At this point, I need to make sure that you’re aware of some basics of female reproductive biology. According to Wikipedia, the unquestionable source of all reliable knowledge, at age 25, my risk of conceiving a baby with chromosomal abnormalities (including Down’s Syndrome) is 1 in about 1400. By 35, that risk more than quadruples to 1 in 340. At 30, I have a 75% chance of a successful birth in one year, but by 35 it has dropped to 66%, and by 40 it’s down to 44%. Meanwhile, 87 to 94% of women report at least 1 health problem immediately after birth, and 1.5% of mothers have a severe health problem, while 31% have long-term persistent health problems as a result of pregnancy (defined as lasting more than six months after delivery). Furthermore, mothers over the age of 35 are at higher risk for pregnancy complications like preterm delivery, hypertension, superimposed preeclampsia, severe preeclampsia (Cavazos-Rehg et al 2016). Because of factors like these, pregnancies in women over 35 are known as “geriatric pregnancies” due to the drastically increased risk of complications. This tight timeline for births is often called the “biological clock” — if women want a family, they basically need to start before 35. Now, that’s not to say it’s impossible to have a child later on, and in fact some studies show that it has positive impacts on the child’s mental health. But it is riskier.
So, women with a PhD in STEM know that they have the capability to make interesting contributions to STEM, and to make plenty of money doing it. They usually marry someone who also has or expects to make a high salary as well. But this isn’t the only consideration. Such highly educated women are usually aware of the biological clock and the risks associated with pregnancy, and are confident in their understanding of statistical risks.
The Irish say, “The common challenge facing young women is achieving a satisfactory work-life balance, especially when children are small. From a career perspective, this period of parenthood (which after all is relatively short compared to an entire working life) tends to coincide exactly with the critical point at which an individual’s career may or may not take off. […] All the evidence shows that it is at this point that women either drop out of the workforce altogether, switch to part-time working or move to more family-friendly jobs, which may be less demanding and which do not always utilise their full skillset.”

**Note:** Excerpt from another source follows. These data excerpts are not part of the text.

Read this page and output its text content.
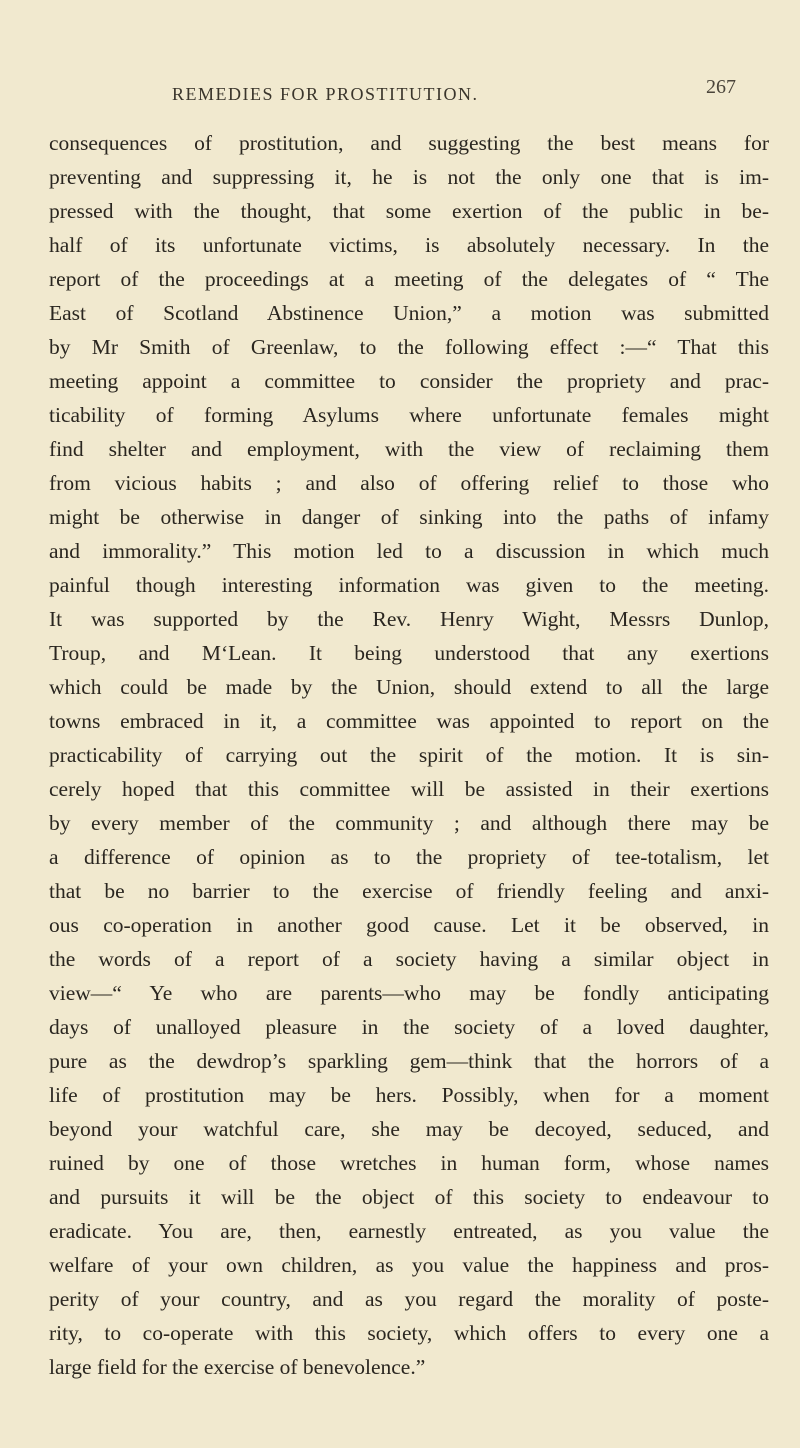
REMEDIES FOR PROSTITUTION.	267
consequences of prostitution, and suggesting the best means for
preventing and suppressing it, he is not the only one that is im-
pressed with the thought, that some exertion of the public in be-
half of its unfortunate victims, is absolutely necessary. In the
report of the proceedings at a meeting of the delegates of “ The
East of Scotland Abstinence Union,” a motion was submitted
by Mr Smith of Greenlaw, to the following effect :—“ That this
meeting appoint a committee to consider the propriety and prac-
ticability of forming Asylums where unfortunate females might
find shelter and employment, with the view of reclaiming them
from vicious habits ; and also of offering relief to those who
might be otherwise in danger of sinking into the paths of infamy
and immorality.” This motion led to a discussion in which much
painful though interesting information was given to the meeting.
It was supported by the Rev. Henry Wight, Messrs Dunlop,
Troup, and M‘Lean. It being understood that any exertions
which could be made by the Union, should extend to all the large
towns embraced in it, a committee was appointed to report on the
practicability of carrying out the spirit of the motion. It is sin-
cerely hoped that this committee will be assisted in their exertions
by every member of the community ; and although there may be
a difference of opinion as to the propriety of tee-totalism, let
that be no barrier to the exercise of friendly feeling and anxi-
ous co-operation in another good cause. Let it be observed, in
the words of a report of a society having a similar object in
view—“ Ye who are parents—who may be fondly anticipating
days of unalloyed pleasure in the society of a loved daughter,
pure as the dewdrop’s sparkling gem—think that the horrors of a
life of prostitution may be hers. Possibly, when for a moment
beyond your watchful care, she may be decoyed, seduced, and
ruined by one of those wretches in human form, whose names
and pursuits it will be the object of this society to endeavour to
eradicate. You are, then, earnestly entreated, as you value the
welfare of your own children, as you value the happiness and pros-
perity of your country, and as you regard the morality of poste-
rity, to co-operate with this society, which offers to every one a
large field for the exercise of benevolence.”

And in the Netherlands, “The research project in Tilburg also showed that women academics have more often no children or fewer children than women outside academia.” Meanwhile in Italy “On a personal level, the data show that for a significant number of women there is a trade-off between family and work: a large share of female economists in Italy do not live with a partner and do not have children”
Most jobs available to women with STEM PhDs offer greater stability and a larger salary earlier in the career. Moreover, most non-academic careers have less emphasis on independent research, meaning that employees usually work within the scope of a larger team, and so if a person has to take some time off, there are others who can help cover their workload. By and large, women leave to go to a career where they will be stable, well funded, and well supported, even if it doesn’t fulfill their passion for STEM — or they leave to be stay-at-home moms or self-employed.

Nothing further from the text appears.